Impaired mobilization of STAT3-deficient neutrophils during Listeria monocytogenes infection. WT or STAT3-deficient (KO) mice were infected with L monocytogenes by intravenous injection, as described in “Methods.” (A) At 12 hours after infection, circulating neutrophil numbers in peripheral blood were determined by automated counting. Data shown are average fold change in peripheral neutrophil numbers in infected versus uninfected animals (n = 5 for WT, n = 4 for KO). (B) Spleens and livers were isolated 12 hours after infection with L monocytogenes, homogenized, and cultured. CFUs were enumerated 24 hours after culture. Shown are mean CFU/organ (n = 6 for WT, n = 4 for KO). Error bars represent SEM *P < .05.

Figure 6

A model for STAT3 function in neutrophil mobilization. Neutrophils are retained in the bone marrow in part through their expression of CXCR4, which interacts with SDF-1 expressed by stromal cells. G-CSF treatment directly or indirectly down-regulates CXCR4 and SDF-1; repression of SDF-1 requires STAT3 (dashed line).
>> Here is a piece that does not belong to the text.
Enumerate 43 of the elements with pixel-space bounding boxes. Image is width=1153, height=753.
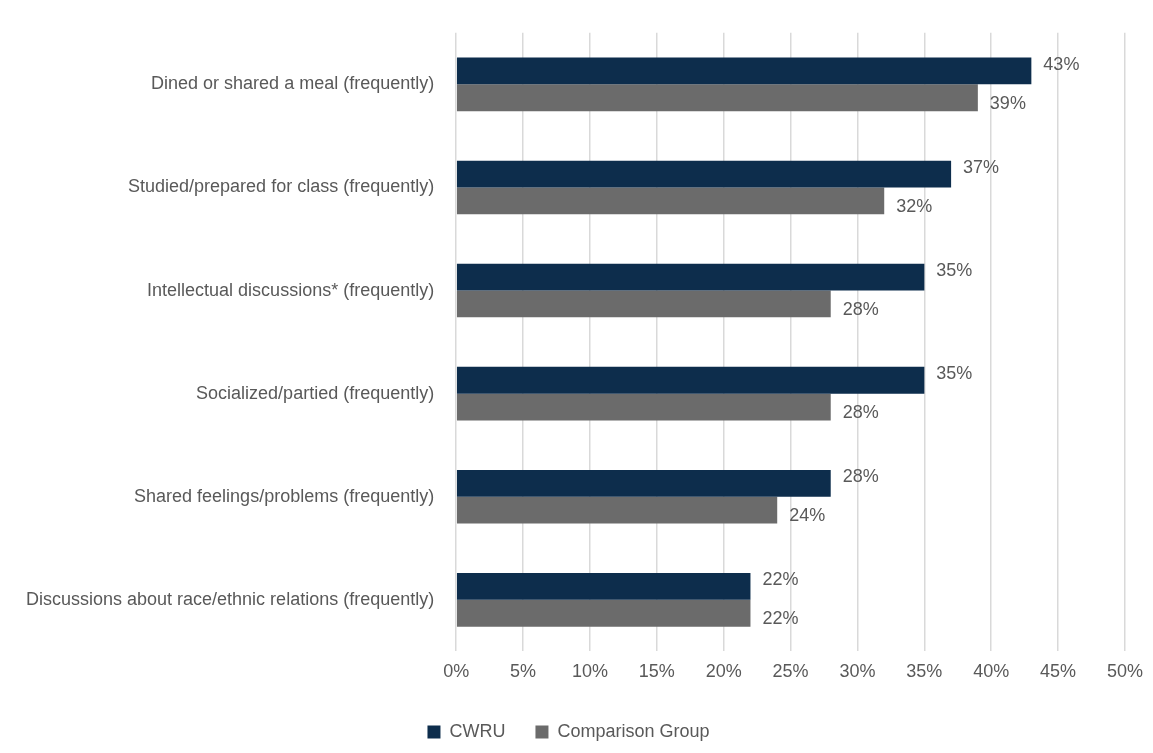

G-CSF treatment also induces the neutrophil chemoattractants KC and MIP-2 in the bone marrow (dashed line), as well as concurrent up-regulation of their shared receptor CXCR2 on the surface of neutrophils (solid line); induction of KC, MIP-2 and CXCR2 each require STAT3. STAT3 also controls the amplitude of MIP-2-induced Raf/MEK/ERK signaling (dashed line), which is crucial for neutrophil chemotaxis. Solid line denotes direct molecular regulation by STAT3; dashed lines indicate STAT3 regulation may be direct or indirect.